Eros on the Brain

January 01, 2017

Eros on the Brain


I praise you because I am fearfully and wonderfully made; your works are wonderful, I know that full well. (Ps 139:14)

Ever wondered about that spark of sexual awareness? Or the magical moment when your heart’s thumping with that cosmic connection of love? What happens when a couple are sexually intimate?

In this first article on sexuality, we will explore the brain systems involved in sexual desire, romantic love and long term bonding.

Sexual desire is a testosterone-fueled drive in the brain’s emotional system. It is a non-specific awareness of, and appetite for sex. It kicks in at puberty and varies in type and intensity between individuals.
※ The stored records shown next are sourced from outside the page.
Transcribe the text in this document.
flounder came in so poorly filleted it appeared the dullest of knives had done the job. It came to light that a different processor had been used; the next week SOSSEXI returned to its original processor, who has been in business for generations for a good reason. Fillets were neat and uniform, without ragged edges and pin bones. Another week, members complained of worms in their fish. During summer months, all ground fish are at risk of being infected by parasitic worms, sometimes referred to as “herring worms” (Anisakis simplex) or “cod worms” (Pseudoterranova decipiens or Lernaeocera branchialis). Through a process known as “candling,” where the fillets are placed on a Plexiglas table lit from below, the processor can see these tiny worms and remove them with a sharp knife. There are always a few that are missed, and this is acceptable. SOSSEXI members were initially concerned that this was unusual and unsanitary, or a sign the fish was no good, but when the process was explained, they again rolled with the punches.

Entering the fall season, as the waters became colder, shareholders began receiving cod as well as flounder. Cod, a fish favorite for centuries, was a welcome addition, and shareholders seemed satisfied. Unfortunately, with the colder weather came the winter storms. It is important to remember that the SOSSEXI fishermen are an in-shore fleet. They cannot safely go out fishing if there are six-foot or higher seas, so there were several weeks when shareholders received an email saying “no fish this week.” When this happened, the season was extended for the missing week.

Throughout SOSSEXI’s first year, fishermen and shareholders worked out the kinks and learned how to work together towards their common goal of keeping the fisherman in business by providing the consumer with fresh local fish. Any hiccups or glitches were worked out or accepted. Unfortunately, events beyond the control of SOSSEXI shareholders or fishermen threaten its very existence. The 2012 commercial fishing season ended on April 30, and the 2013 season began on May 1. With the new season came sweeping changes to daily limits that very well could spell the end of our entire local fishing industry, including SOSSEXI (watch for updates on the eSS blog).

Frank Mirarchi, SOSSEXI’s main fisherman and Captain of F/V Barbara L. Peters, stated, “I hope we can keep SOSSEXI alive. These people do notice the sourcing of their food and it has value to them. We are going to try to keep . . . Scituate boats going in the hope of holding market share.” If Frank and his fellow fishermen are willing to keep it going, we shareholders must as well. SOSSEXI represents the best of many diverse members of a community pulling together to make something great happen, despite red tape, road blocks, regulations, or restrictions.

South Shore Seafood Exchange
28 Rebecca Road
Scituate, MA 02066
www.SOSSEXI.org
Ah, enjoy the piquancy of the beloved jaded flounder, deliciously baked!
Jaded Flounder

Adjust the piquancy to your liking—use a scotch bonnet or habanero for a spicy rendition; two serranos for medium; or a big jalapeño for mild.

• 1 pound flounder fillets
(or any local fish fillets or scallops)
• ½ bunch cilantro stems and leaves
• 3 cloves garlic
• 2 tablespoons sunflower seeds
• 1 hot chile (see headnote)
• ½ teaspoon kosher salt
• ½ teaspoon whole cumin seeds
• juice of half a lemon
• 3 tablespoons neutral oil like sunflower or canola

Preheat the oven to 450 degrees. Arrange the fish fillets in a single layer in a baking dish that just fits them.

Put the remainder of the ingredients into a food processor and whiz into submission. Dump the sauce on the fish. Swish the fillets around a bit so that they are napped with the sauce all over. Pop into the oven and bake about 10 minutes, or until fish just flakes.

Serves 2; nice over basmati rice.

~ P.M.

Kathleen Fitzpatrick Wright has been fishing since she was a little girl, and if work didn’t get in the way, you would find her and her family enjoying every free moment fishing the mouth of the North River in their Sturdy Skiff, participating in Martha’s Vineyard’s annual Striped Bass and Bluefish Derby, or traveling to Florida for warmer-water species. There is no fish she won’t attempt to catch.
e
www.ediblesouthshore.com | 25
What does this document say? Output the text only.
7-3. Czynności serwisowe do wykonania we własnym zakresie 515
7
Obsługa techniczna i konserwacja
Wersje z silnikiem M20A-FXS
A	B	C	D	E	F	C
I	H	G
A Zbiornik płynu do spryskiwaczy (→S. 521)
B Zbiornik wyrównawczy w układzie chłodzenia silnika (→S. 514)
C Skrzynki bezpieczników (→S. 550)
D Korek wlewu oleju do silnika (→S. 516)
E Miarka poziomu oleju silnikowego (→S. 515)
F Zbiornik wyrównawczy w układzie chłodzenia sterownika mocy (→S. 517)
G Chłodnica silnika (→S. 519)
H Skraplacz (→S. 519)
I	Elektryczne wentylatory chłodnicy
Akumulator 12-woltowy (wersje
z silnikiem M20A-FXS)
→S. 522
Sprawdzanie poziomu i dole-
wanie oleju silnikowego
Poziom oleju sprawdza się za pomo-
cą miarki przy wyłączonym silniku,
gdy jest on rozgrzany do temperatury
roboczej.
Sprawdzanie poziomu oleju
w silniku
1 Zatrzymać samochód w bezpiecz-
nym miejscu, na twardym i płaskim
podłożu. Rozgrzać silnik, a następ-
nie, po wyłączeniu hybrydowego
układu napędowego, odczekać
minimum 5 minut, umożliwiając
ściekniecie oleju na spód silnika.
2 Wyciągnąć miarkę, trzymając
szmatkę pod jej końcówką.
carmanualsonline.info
What turns us on sexually is influenced by our experiences from childhood, a process called scripting. It continues to be influenced by what we choose to feed our brain. In a process called ‘neuroplasticity’, external stimuli develop new neuronal pathways even when we are adults. Paul wasn’t aware of the mechanism, but understood the concept when he wrote ‘whatever is true, whatever is noble, whatever is right, whatever is pure, whatever is lovely, whatever is admirable—if anything is excellent or praiseworthy—think about such things’ (Phil 4:8).  

What happens when we ‘fall in love’?

Romantic love, or limerence, is a passionate attraction to a specific person, an intense motivation for intimacy with the ‘beloved’. This highly emotional state is associated with the brain chemical dopamine, a powerful pleasure chemical involved in the ‘reward circuit’. Dopamine is sprayed over the brain, with an effect a little like taking cocaine. Elation, light-headedness, euphoria, loss of appetite and trouble sleeping are all symptoms of this crazy phase. Other chemical changes include an increase in norepinephrine and decreased levels of central serotonin. All of these get us hooked—we think about our beloved all the time, we want to be close to them.

In Song of Songs 8:6-7, the lover says ‘love is as strong as death, its jealousy unyielding as the grave. It burns like blazing fire, like a mighty flame. Many waters cannot quench love; rivers cannot sweep it away.’

Making decisions at this crazy besotted phase can be dangerous. Any wonder that the lover in the Song of Songs reiterates the need for care three times! (2:7; 3:5; 8:4)

This emotional phase lasts for 18-24 months. Keeping love alive after this is an action. You make a choice when romance fades. You either move out of the relationship, or you choose commitment and stay, thereby moving to the next phase of attachment or bonding.

Sexual intimacy bonds a couple at brain level. The brain chemicals oxytocin and vasopressin (‘cuddle hormones’) increase when a couple have sex. An orgasm sends oxytocin levels through the roof.

The more you make love, the closer you feel, and the closer you feel, the more you make love, forming the basis of a ‘one-flesh’ relationship (Gen 2:24; Mk 10:8).

Sexual intimacy, therefore, is never a ‘casual’ act. The apostle Paul stresses this in 1 Corinthians 6:16 ‘Do you not know that he who unites himself with a prostitute is one with her in body? For it is said, “The two will become one flesh”.’

Sexual intimacy, whether real or even virtual (pornography) is potentially a bonding activity.

It is also why breaking up with a lover is traumatic, and many divorcees find it hard to forget an ex—even when they no longer love them.

There we have it—the brain in love.

My future columns will use this information to critique the cultural worldview of sexuality, and discuss issues of pornography and sex education.